Many functions compute statistics automatically. Understand and customize:

```python

# Lineplot computes mean and 95% CI by default

sns.lineplot(data=df, x='time', y='value',

errorbar='sd') # Use standard deviation instead

# Barplot computes mean by default

sns.barplot(data=df, x='category', y='value',

estimator='median', # Use median instead

errorbar=('ci', 95)) # Bootstrapped CI

```

6. Combine with Matplotlib

Seaborn integrates seamlessly with matplotlib for fine-tuning:

```python

ax = sns.scatterplot(data=df, x='x', y='y')

ax.set(xlabel='Custom X Label', ylabel='Custom Y Label',

title='Custom Title')

ax.axhline(y=0, color='r', linestyle='--')

plt.tight_layout()

```

7. Save High-Quality Figures

```python

fig = sns.relplot(data=df, x='x', y='y', col='group')

fig.savefig('figure.png', dpi=300, bbox_inches='tight')

fig.savefig('figure.pdf') # Vector format for publications

```

Common Patterns

Exploratory Data Analysis

```python

# Quick overview of all relationships

sns.pairplot(data=df, hue='target', corner=True)

# Distribution exploration

sns.displot(data=df, x='variable', hue='group',

kind='kde', fill=True, col='category')

# Correlation analysis

corr = df.corr()

sns.heatmap(corr, annot=True, cmap='coolwarm', center=0)

```

Publication-Quality Figures

```python

sns.set_theme(style='ticks', context='paper', font_scale=1.1)

g = sns.catplot(data=df, x='treatment', y='response',

col='cell_line', kind='box', height=3, aspect=1.2)

g.set_axis_labels('Treatment Condition', 'Response (ΞΌM)')

g.set_titles('{col_name}')

sns.despine(trim=True)

g.savefig('figure.pdf', dpi=300, bbox_inches='tight')

```

Complex Multi-Panel Figures

```python

# Using matplotlib subplots with seaborn

fig, axes = plt.subplots(2, 2, figsize=(12, 10))

sns.scatterplot(data=df, x='x1', y='y', hue='group', ax=axes[0, 0])

sns.histplot(data=df, x='x1', hue='group', ax=axes[0, 1])

sns.violinplot(data=df, x='group', y='y', ax=axes[1, 0])

sns.heatmap(df.pivot_table(values='y', index='x1', columns='x2'),

ax=axes[1, 1], cmap='viridis')

plt.tight_layout()

```

Time Series with Confidence Bands

```python

# Lineplot automatically aggregates and shows CI

sns.lineplot(data=timeseries, x='date', y='measurement',

hue='sensor', style='location', errorbar='sd')

# For more control

g = sns.relplot(data=timeseries, x='date', y='measurement',

col='location', hue='sensor', kind='line',

height=4, aspect=1.5, errorbar=('ci', 95))

g.set_axis_labels('Date', 'Measurement (units)')

```

Troubleshooting

Issue: Legend Outside Plot Area

Figure-level functions place legends outside by default.

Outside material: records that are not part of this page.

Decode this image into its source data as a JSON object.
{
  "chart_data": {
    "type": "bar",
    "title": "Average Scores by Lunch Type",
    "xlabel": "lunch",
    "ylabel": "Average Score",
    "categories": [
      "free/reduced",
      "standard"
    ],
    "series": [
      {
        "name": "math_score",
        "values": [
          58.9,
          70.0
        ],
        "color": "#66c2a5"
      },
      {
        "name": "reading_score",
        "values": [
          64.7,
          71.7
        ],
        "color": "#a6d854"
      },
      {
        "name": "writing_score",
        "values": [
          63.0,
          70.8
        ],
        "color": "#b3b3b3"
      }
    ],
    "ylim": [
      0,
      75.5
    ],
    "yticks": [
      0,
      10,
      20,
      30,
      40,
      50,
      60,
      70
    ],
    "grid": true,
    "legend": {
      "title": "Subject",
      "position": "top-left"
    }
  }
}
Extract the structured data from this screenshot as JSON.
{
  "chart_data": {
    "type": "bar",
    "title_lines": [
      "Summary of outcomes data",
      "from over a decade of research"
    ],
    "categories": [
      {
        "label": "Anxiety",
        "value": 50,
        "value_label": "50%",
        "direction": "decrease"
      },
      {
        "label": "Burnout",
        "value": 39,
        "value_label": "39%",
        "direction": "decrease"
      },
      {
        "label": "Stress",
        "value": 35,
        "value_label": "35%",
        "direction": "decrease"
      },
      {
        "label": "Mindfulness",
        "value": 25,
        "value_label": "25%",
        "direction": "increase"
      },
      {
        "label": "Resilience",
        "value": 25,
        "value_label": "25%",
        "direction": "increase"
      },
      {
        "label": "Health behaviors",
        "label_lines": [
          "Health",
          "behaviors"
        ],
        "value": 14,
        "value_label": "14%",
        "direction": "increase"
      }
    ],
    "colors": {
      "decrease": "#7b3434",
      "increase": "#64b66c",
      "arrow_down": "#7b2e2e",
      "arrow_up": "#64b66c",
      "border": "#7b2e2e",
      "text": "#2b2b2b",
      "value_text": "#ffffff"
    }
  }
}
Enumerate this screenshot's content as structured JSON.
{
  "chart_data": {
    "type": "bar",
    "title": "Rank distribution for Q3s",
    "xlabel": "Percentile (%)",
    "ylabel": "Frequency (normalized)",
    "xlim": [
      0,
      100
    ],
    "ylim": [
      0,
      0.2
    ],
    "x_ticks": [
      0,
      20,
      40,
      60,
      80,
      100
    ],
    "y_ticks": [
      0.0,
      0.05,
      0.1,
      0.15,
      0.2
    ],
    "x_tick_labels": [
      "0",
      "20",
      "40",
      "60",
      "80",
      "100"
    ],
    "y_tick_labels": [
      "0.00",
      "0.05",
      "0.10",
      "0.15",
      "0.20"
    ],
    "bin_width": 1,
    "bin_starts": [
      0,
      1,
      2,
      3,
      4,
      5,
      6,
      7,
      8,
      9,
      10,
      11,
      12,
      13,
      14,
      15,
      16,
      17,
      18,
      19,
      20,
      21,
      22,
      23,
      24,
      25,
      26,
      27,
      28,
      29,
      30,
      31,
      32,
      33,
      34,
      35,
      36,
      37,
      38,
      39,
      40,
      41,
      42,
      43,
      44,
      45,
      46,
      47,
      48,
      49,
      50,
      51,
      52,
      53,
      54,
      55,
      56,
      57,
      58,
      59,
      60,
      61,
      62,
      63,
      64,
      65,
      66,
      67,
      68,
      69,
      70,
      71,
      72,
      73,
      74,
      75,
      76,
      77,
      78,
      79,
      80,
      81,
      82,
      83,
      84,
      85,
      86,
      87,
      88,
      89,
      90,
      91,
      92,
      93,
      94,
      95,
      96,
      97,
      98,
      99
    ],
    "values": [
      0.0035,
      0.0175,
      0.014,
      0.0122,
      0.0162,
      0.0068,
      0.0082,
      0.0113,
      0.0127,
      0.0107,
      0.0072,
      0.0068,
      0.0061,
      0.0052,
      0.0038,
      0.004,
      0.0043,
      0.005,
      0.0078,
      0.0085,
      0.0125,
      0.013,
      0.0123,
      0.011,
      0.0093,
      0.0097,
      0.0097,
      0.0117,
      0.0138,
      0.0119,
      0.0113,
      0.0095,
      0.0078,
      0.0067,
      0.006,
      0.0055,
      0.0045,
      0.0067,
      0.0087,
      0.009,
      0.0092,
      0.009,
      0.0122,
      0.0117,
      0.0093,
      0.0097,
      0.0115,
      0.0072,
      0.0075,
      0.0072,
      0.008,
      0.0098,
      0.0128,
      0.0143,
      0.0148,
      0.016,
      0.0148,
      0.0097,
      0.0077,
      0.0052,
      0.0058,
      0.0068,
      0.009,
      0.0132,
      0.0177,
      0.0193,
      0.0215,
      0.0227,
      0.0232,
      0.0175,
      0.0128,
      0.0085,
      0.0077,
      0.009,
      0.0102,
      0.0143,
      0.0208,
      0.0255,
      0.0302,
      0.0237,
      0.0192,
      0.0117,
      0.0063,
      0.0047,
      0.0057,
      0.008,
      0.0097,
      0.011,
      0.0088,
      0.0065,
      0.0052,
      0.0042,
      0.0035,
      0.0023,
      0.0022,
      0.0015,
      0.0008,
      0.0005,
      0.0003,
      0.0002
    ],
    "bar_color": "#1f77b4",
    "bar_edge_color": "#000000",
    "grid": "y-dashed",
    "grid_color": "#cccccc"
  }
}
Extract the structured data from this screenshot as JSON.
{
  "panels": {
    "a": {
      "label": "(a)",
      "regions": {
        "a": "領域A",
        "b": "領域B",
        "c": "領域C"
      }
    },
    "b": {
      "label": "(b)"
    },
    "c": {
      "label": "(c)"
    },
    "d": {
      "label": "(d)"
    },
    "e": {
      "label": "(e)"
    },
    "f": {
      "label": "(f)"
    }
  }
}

To move inside:

```python

g = sns.relplot(data=df, x='x', y='y', hue='category')

g._legend.set_bbox_to_anchor((0.9, 0.5)) # Adjust position

```

Issue: Overlapping Labels

```python

plt.xticks(rotation=45, ha='right')

plt.tight_layout()

```

Issue: Figure Too Small

For figure-level functions:

```python

sns.relplot(data=df, x='x', y='y', height=6, aspect=1.5)

```

For axes-level functions:

```python

fig, ax = plt.subplots(figsize=(10, 6))

sns.scatterplot(data=df, x='x', y='y', ax=ax)

```

Issue: Colors Not Distinct Enough

```python

# Use a different palette

sns.set_palette("bright")

# Or specify number of colors

palette = sns.color_palette("husl", n_colors=len(df['category'].unique()))

sns.scatterplot(data=df, x='x', y='y', hue='category', palette=palette)

```

Issue: KDE Too Smooth or Jagged

```python

# Adjust bandwidth

sns.kdeplot(data=df, x='x', bw_adjust=0.5) # Less smooth

sns.kdeplot(data=df, x='x', bw_adjust=2) # More smooth

```

Resources

This skill includes reference materials for deeper exploration:

references/

  • function_reference.md - Comprehensive listing of all seaborn functions with parameters and examples
  • objects_interface.md - Detailed guide to the modern seaborn.objects API
  • examples.md - Common use cases and code patterns for different analysis scenarios

Load reference files as needed for detailed function signatures, advanced parameters, or specific examples.